Gestational diabetes mellitus (GDM) has an increasing prevalence during the last decade [18]. The precise mechanisms underlying GDM remain unclear, and gestational age, progestation BMI, and family history are included in the risk factors in development of GDM. GDM is once thought to be a simply impaired glucose tolerance temporarily associated with pregnancy [19]. However, it is a medical condition associated with long-term consequences for both maternal and fetal morbidity, including the delivery trauma, increase of diabetes mellitus, and obesity incidence [20, 21]. Therefore, prevention and reasonable control of GDM are important for the health of baby and mother.

There are emerging evidences to prove that PEDF is involved in microvascular complications, hyperglycemia, inflammation, and cardiovascular diseases [22]. Yamagishi et al. found that serum PEDF is elevated in proportion to the accumulation of the number of components of the metabolic syndrome [23]. PEDF has been demonstrated to inhibit the advanced glycation end product in adipocytes but causes insulin resistance in skeletal smooth muscle cells [7, 24]. In in vivo experiments, it is shown that PEDF could improve metabolic derangements by suppressing the inflammatory and oxidative reactions in adipose tissues of rats [25]. The scholars considered increased PEDF as a counter-system against obesity-related metabolic derangements. In present study, PEDF was measured at 24–32 weeks of gestation in all 240 pregnant women with or without GDM. The results showed that serum PEDF was elevated in GDM women compared to that in controls, and univariate correlations data in pregnant women demonstrated that serum PEDF level was positively related with fasting glucose and HOMA-IR, a marker of insulin resistance in high-risk patients for cardiovascular disease [26], which implied that GDM women had an abnormal serum PEDF. Increased PEDF was also observed in diabetes patients in previous studies [11, 14]. To our knowledge, this is the first study in pregnant women with GDM detecting serum PEDF level. Serum increased PEDF levels probably contributed to be a counter-system against metabolic abnormal in GDM women.

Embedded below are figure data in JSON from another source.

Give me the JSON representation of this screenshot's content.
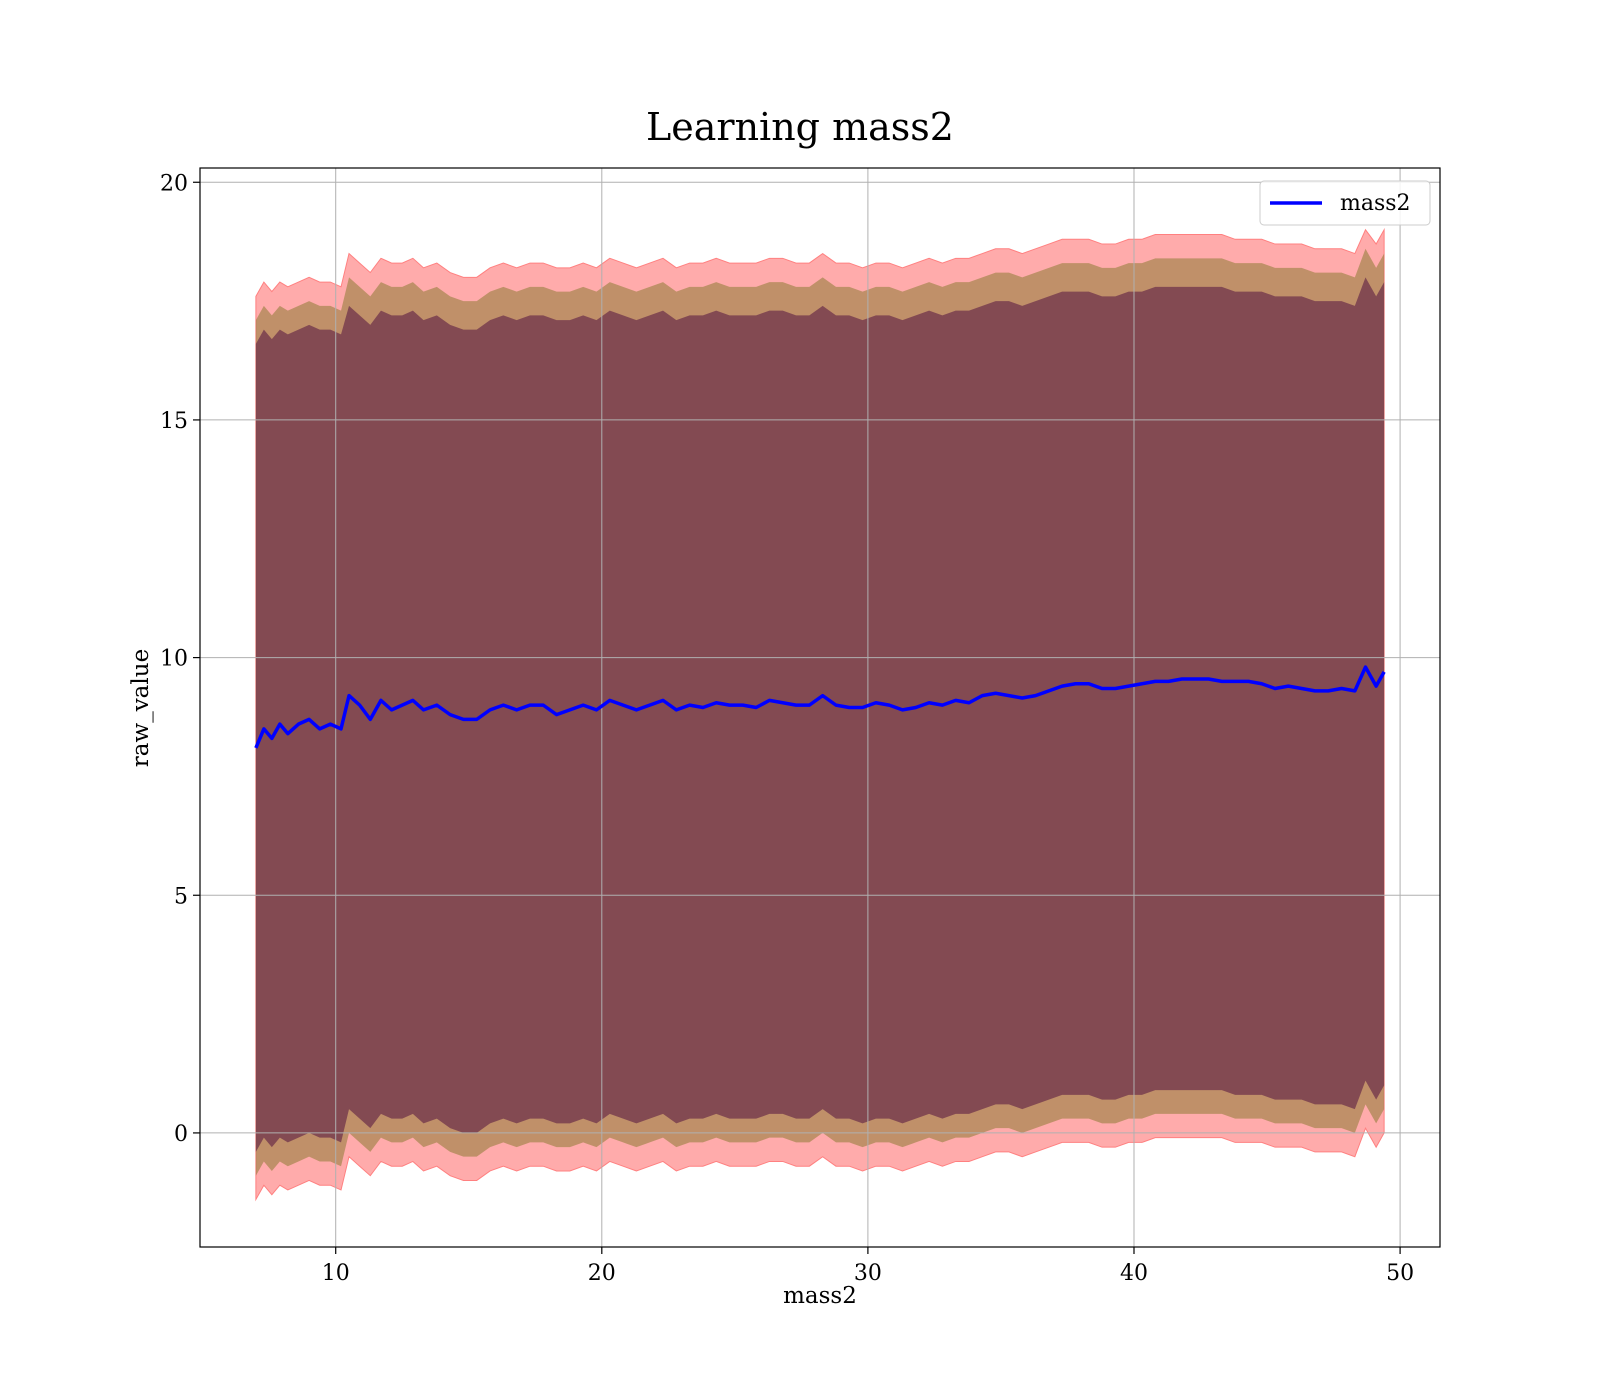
{
  "chart_data": {
    "type": "line",
    "title": "Learning mass2",
    "xlabel": "mass2",
    "ylabel": "raw_value",
    "xlim": [
      4.9,
      51.5
    ],
    "ylim": [
      -2.4,
      20.3
    ],
    "xticks": [
      10,
      20,
      30,
      40,
      50
    ],
    "yticks": [
      0,
      5,
      10,
      15,
      20
    ],
    "grid": true,
    "legend_position": "top-right",
    "colors": {
      "line": "#0000ff",
      "outer_band": "#ff6666",
      "middle_band": "#8c7a33",
      "inner_band": "#6a2c48",
      "grid": "#b0b0b0"
    },
    "series": [
      {
        "name": "mass2",
        "x": [
          7.0,
          7.3,
          7.6,
          7.9,
          8.2,
          8.6,
          9.0,
          9.4,
          9.8,
          10.2,
          10.5,
          10.9,
          11.3,
          11.7,
          12.1,
          12.5,
          12.9,
          13.3,
          13.8,
          14.3,
          14.8,
          15.3,
          15.8,
          16.3,
          16.8,
          17.3,
          17.8,
          18.3,
          18.8,
          19.3,
          19.8,
          20.3,
          20.8,
          21.3,
          21.8,
          22.3,
          22.8,
          23.3,
          23.8,
          24.3,
          24.8,
          25.3,
          25.8,
          26.3,
          26.8,
          27.3,
          27.8,
          28.3,
          28.8,
          29.3,
          29.8,
          30.3,
          30.8,
          31.3,
          31.8,
          32.3,
          32.8,
          33.3,
          33.8,
          34.3,
          34.8,
          35.3,
          35.8,
          36.3,
          36.8,
          37.3,
          37.8,
          38.3,
          38.8,
          39.3,
          39.8,
          40.3,
          40.8,
          41.3,
          41.8,
          42.3,
          42.8,
          43.3,
          43.8,
          44.3,
          44.8,
          45.3,
          45.8,
          46.3,
          46.8,
          47.3,
          47.8,
          48.3,
          48.7,
          49.1,
          49.4
        ],
        "y": [
          8.1,
          8.5,
          8.3,
          8.6,
          8.4,
          8.6,
          8.7,
          8.5,
          8.6,
          8.5,
          9.2,
          9.0,
          8.7,
          9.1,
          8.9,
          9.0,
          9.1,
          8.9,
          9.0,
          8.8,
          8.7,
          8.7,
          8.9,
          9.0,
          8.9,
          9.0,
          9.0,
          8.8,
          8.9,
          9.0,
          8.9,
          9.1,
          9.0,
          8.9,
          9.0,
          9.1,
          8.9,
          9.0,
          8.95,
          9.05,
          9.0,
          9.0,
          8.95,
          9.1,
          9.05,
          9.0,
          9.0,
          9.2,
          9.0,
          8.95,
          8.95,
          9.05,
          9.0,
          8.9,
          8.95,
          9.05,
          9.0,
          9.1,
          9.05,
          9.2,
          9.25,
          9.2,
          9.15,
          9.2,
          9.3,
          9.4,
          9.45,
          9.45,
          9.35,
          9.35,
          9.4,
          9.45,
          9.5,
          9.5,
          9.55,
          9.55,
          9.55,
          9.5,
          9.5,
          9.5,
          9.45,
          9.35,
          9.4,
          9.35,
          9.3,
          9.3,
          9.35,
          9.3,
          9.8,
          9.4,
          9.7
        ]
      }
    ],
    "bands": {
      "outer_upper": [
        17.6,
        17.9,
        17.7,
        17.9,
        17.8,
        17.9,
        18.0,
        17.9,
        17.9,
        17.8,
        18.5,
        18.3,
        18.1,
        18.4,
        18.3,
        18.3,
        18.4,
        18.2,
        18.3,
        18.1,
        18.0,
        18.0,
        18.2,
        18.3,
        18.2,
        18.3,
        18.3,
        18.2,
        18.2,
        18.3,
        18.2,
        18.4,
        18.3,
        18.2,
        18.3,
        18.4,
        18.2,
        18.3,
        18.3,
        18.4,
        18.3,
        18.3,
        18.3,
        18.4,
        18.4,
        18.3,
        18.3,
        18.5,
        18.3,
        18.3,
        18.2,
        18.3,
        18.3,
        18.2,
        18.3,
        18.4,
        18.3,
        18.4,
        18.4,
        18.5,
        18.6,
        18.6,
        18.5,
        18.6,
        18.7,
        18.8,
        18.8,
        18.8,
        18.7,
        18.7,
        18.8,
        18.8,
        18.9,
        18.9,
        18.9,
        18.9,
        18.9,
        18.9,
        18.8,
        18.8,
        18.8,
        18.7,
        18.7,
        18.7,
        18.6,
        18.6,
        18.6,
        18.5,
        19.0,
        18.7,
        19.0
      ],
      "middle_upper": [
        17.1,
        17.4,
        17.2,
        17.4,
        17.3,
        17.4,
        17.5,
        17.4,
        17.4,
        17.3,
        18.0,
        17.8,
        17.6,
        17.9,
        17.8,
        17.8,
        17.9,
        17.7,
        17.8,
        17.6,
        17.5,
        17.5,
        17.7,
        17.8,
        17.7,
        17.8,
        17.8,
        17.7,
        17.7,
        17.8,
        17.7,
        17.9,
        17.8,
        17.7,
        17.8,
        17.9,
        17.7,
        17.8,
        17.8,
        17.9,
        17.8,
        17.8,
        17.8,
        17.9,
        17.9,
        17.8,
        17.8,
        18.0,
        17.8,
        17.8,
        17.7,
        17.8,
        17.8,
        17.7,
        17.8,
        17.9,
        17.8,
        17.9,
        17.9,
        18.0,
        18.1,
        18.1,
        18.0,
        18.1,
        18.2,
        18.3,
        18.3,
        18.3,
        18.2,
        18.2,
        18.3,
        18.3,
        18.4,
        18.4,
        18.4,
        18.4,
        18.4,
        18.4,
        18.3,
        18.3,
        18.3,
        18.2,
        18.2,
        18.2,
        18.1,
        18.1,
        18.1,
        18.0,
        18.6,
        18.2,
        18.5
      ],
      "inner_upper": [
        16.6,
        16.9,
        16.7,
        16.9,
        16.8,
        16.9,
        17.0,
        16.9,
        16.9,
        16.8,
        17.4,
        17.2,
        17.0,
        17.3,
        17.2,
        17.2,
        17.3,
        17.1,
        17.2,
        17.0,
        16.9,
        16.9,
        17.1,
        17.2,
        17.1,
        17.2,
        17.2,
        17.1,
        17.1,
        17.2,
        17.1,
        17.3,
        17.2,
        17.1,
        17.2,
        17.3,
        17.1,
        17.2,
        17.2,
        17.3,
        17.2,
        17.2,
        17.2,
        17.3,
        17.3,
        17.2,
        17.2,
        17.4,
        17.2,
        17.2,
        17.1,
        17.2,
        17.2,
        17.1,
        17.2,
        17.3,
        17.2,
        17.3,
        17.3,
        17.4,
        17.5,
        17.5,
        17.4,
        17.5,
        17.6,
        17.7,
        17.7,
        17.7,
        17.6,
        17.6,
        17.7,
        17.7,
        17.8,
        17.8,
        17.8,
        17.8,
        17.8,
        17.8,
        17.7,
        17.7,
        17.7,
        17.6,
        17.6,
        17.6,
        17.5,
        17.5,
        17.5,
        17.4,
        18.0,
        17.6,
        17.9
      ],
      "inner_lower": [
        -0.4,
        -0.1,
        -0.3,
        -0.1,
        -0.2,
        -0.1,
        0.0,
        -0.1,
        -0.1,
        -0.2,
        0.5,
        0.3,
        0.1,
        0.4,
        0.3,
        0.3,
        0.4,
        0.2,
        0.3,
        0.1,
        0.0,
        0.0,
        0.2,
        0.3,
        0.2,
        0.3,
        0.3,
        0.2,
        0.2,
        0.3,
        0.2,
        0.4,
        0.3,
        0.2,
        0.3,
        0.4,
        0.2,
        0.3,
        0.3,
        0.4,
        0.3,
        0.3,
        0.3,
        0.4,
        0.4,
        0.3,
        0.3,
        0.5,
        0.3,
        0.3,
        0.2,
        0.3,
        0.3,
        0.2,
        0.3,
        0.4,
        0.3,
        0.4,
        0.4,
        0.5,
        0.6,
        0.6,
        0.5,
        0.6,
        0.7,
        0.8,
        0.8,
        0.8,
        0.7,
        0.7,
        0.8,
        0.8,
        0.9,
        0.9,
        0.9,
        0.9,
        0.9,
        0.9,
        0.8,
        0.8,
        0.8,
        0.7,
        0.7,
        0.7,
        0.6,
        0.6,
        0.6,
        0.5,
        1.1,
        0.7,
        1.0
      ],
      "middle_lower": [
        -0.9,
        -0.6,
        -0.8,
        -0.6,
        -0.7,
        -0.6,
        -0.5,
        -0.6,
        -0.6,
        -0.7,
        0.0,
        -0.2,
        -0.4,
        -0.1,
        -0.2,
        -0.2,
        -0.1,
        -0.3,
        -0.2,
        -0.4,
        -0.5,
        -0.5,
        -0.3,
        -0.2,
        -0.3,
        -0.2,
        -0.2,
        -0.3,
        -0.3,
        -0.2,
        -0.3,
        -0.1,
        -0.2,
        -0.3,
        -0.2,
        -0.1,
        -0.3,
        -0.2,
        -0.2,
        -0.1,
        -0.2,
        -0.2,
        -0.2,
        -0.1,
        -0.1,
        -0.2,
        -0.2,
        0.0,
        -0.2,
        -0.2,
        -0.3,
        -0.2,
        -0.2,
        -0.3,
        -0.2,
        -0.1,
        -0.2,
        -0.1,
        -0.1,
        0.0,
        0.1,
        0.1,
        0.0,
        0.1,
        0.2,
        0.3,
        0.3,
        0.3,
        0.2,
        0.2,
        0.3,
        0.3,
        0.4,
        0.4,
        0.4,
        0.4,
        0.4,
        0.4,
        0.3,
        0.3,
        0.3,
        0.2,
        0.2,
        0.2,
        0.1,
        0.1,
        0.1,
        0.0,
        0.6,
        0.2,
        0.5
      ],
      "outer_lower": [
        -1.4,
        -1.1,
        -1.3,
        -1.1,
        -1.2,
        -1.1,
        -1.0,
        -1.1,
        -1.1,
        -1.2,
        -0.5,
        -0.7,
        -0.9,
        -0.6,
        -0.7,
        -0.7,
        -0.6,
        -0.8,
        -0.7,
        -0.9,
        -1.0,
        -1.0,
        -0.8,
        -0.7,
        -0.8,
        -0.7,
        -0.7,
        -0.8,
        -0.8,
        -0.7,
        -0.8,
        -0.6,
        -0.7,
        -0.8,
        -0.7,
        -0.6,
        -0.8,
        -0.7,
        -0.7,
        -0.6,
        -0.7,
        -0.7,
        -0.7,
        -0.6,
        -0.6,
        -0.7,
        -0.7,
        -0.5,
        -0.7,
        -0.7,
        -0.8,
        -0.7,
        -0.7,
        -0.8,
        -0.7,
        -0.6,
        -0.7,
        -0.6,
        -0.6,
        -0.5,
        -0.4,
        -0.4,
        -0.5,
        -0.4,
        -0.3,
        -0.2,
        -0.2,
        -0.2,
        -0.3,
        -0.3,
        -0.2,
        -0.2,
        -0.1,
        -0.1,
        -0.1,
        -0.1,
        -0.1,
        -0.1,
        -0.2,
        -0.2,
        -0.2,
        -0.3,
        -0.3,
        -0.3,
        -0.4,
        -0.4,
        -0.4,
        -0.5,
        0.1,
        -0.3,
        0.0
      ]
    }
  }
}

To further investigate the influences of serum PEDF during pregnancy on postpartum glucose levels, all subjects were followed up postpartum. At 3 months postpartum, 20 of 120 women previously with GDM were diagnosed to T2DM. The ROC curve analysis showed that the AUC of PEDF for T2DM of GDM women was 0.893, and the sensitivity and specificity for PEDF were 0.900 and 0.667, respectively, which implied that PEDF is probably an early marker for predicting T2DM after delivery in women previously with GDM. As described above, gestational age, progestation BMI, and family history of diabetes mellitus are important risk factors for GDM. In our study, the subjects in GDM group and control had no significant difference in gestational age and BMI, and all participants and their parents have no history of diabetes mellitus. We hold that it is necessary to take actions to prevent the development of T2DM in gestation if the serum PEDF concentration is abnormal. However, a larger sample size in different areas should be investigated to confirm this conclusion.

In summary, our study showed that serum PEDF was elevated in pregnant women with GDM, which is probably an early detection marker for predicting development of GDM to T2DM. Further studies are needed to explore the clinical prediction of PEDF detection in pregnant women.

Conflict of Interests

All authors declare that they have no conflict of interests.